Tauros encarou ao redor. Orion tinha certeza que eles não poderiam brigar em uma discussão ali, não quando seus argumentos eram rebatidos por um Mago de primeiro Núcleo.
— Dois dias — Poulius falou e se virou, deixando sua capa bater. — Nada mais do que isso.
I
Dois dias estudando magia ativas da Escola de Partículas e tendo cerca de cinco livros da Era Primordial que Poulius levou para ele. Orion usava a sala de alquimia para se esconder e tinha uma proteção que ele mesmo criou para que ninguém conseguisse abrir a porta.
Bom, isso durou até Magnus se aproximar.
A barreira se partiu em fragmentos. Orion tinha se esquecido de como o diretor ainda era um Arche-Mago de Quinto Núcleo. O único nesse nível na academia, e mesmo assim, a observada que ele deu na runa foi curiosa.
— Essa magia não está nos livros — disse, calmamente. — Você tem forjado suas próprias magia se baseando nas matrizes antigas, não é?
— Não faço magia, é proibido.
— Ah, claro que é proibido. Se qualquer um tentasse, teríamos um número de mortes muito maior do que a guerra nos causou no último ano. — A cadeira voou para a mão de Magnus assim que esticou-a. Sentou na outra ponta da sala, na direção de Orion. — O julgamento não foi uma ideia minha.
— Não precisa me dar satisfação, senhor. Você é o diretor, qualquer coisa que escolher, vou fazer.
— Poulius achou desnecessário também, mas eu soube que você tem estudado livros antigos e corrigiu algumas questões que os antigos não conseguiram. — O rosto dele não escondia nada. — Não quero ser rude, mas eles começaram a achar que você é uma farsa.
— Farsa, em qual sentido?
— Que está escondendo seu conhecimento de algum jeito. Eu quero uma resposta simples e concreta, Orion, você é o Professor?
Se fosse simples, não teria perguntado.
— Mesmo que eu fosse, por que acreditaria nas minhas palavras?

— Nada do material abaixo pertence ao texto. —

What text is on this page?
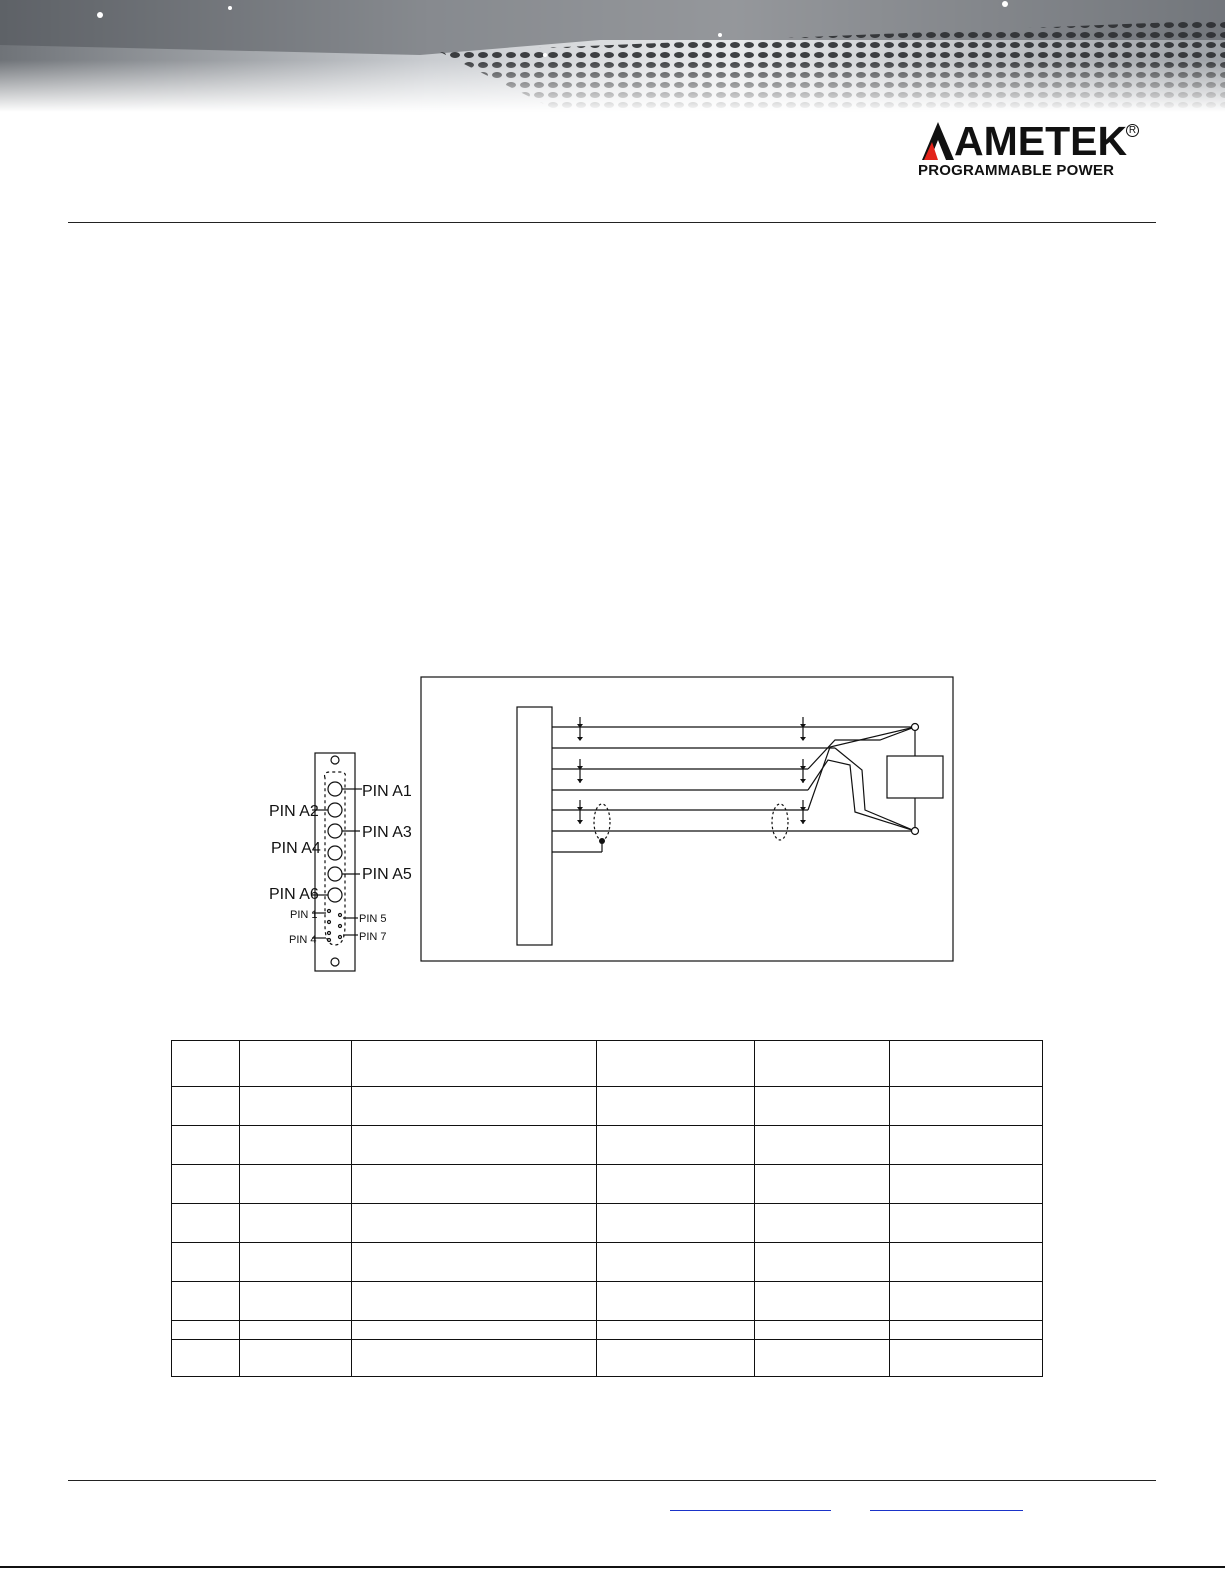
AMETEK R
PROGRAMMABLE POWER
PIN A1
PIN A2
PIN A3
PIN A4
PIN A5
PIN A6
PIN 1
PIN 4
PIN 5
PIN 7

— Porque todas as direções apontam para você. As Caldeiras, sua família, São Burgo, o Forte Drax. Todo o conhecimento que você possui, nenhuma outra em sua geração saberia metade, e agora, lendo livros antigos, está ampliando ainda mais a distância. — Magnus não parecia irritado, nem mesmo constrangido. — Por que esconder um título que te faria ser grande?
— Por que? — A pergunta soou de forma idiota na curta risada. — Acha que tenho direito de ter um nome grande como os antigos? Eu não fiz nada na história para ser chamado de herói e nem quero fazer, mas a minha família sofre e ninguém faz nada.
— Está procurando apoio?
— Quero liberdade — a resposta soou alta. Aquele sentimento do ego, vindo da fissura dos Cinco Sois estava voltando. Orion precisava controlar essa raiva. — Tratam minha família como escória, tratam a mim que nunca teve uma única oportunidade como lixo.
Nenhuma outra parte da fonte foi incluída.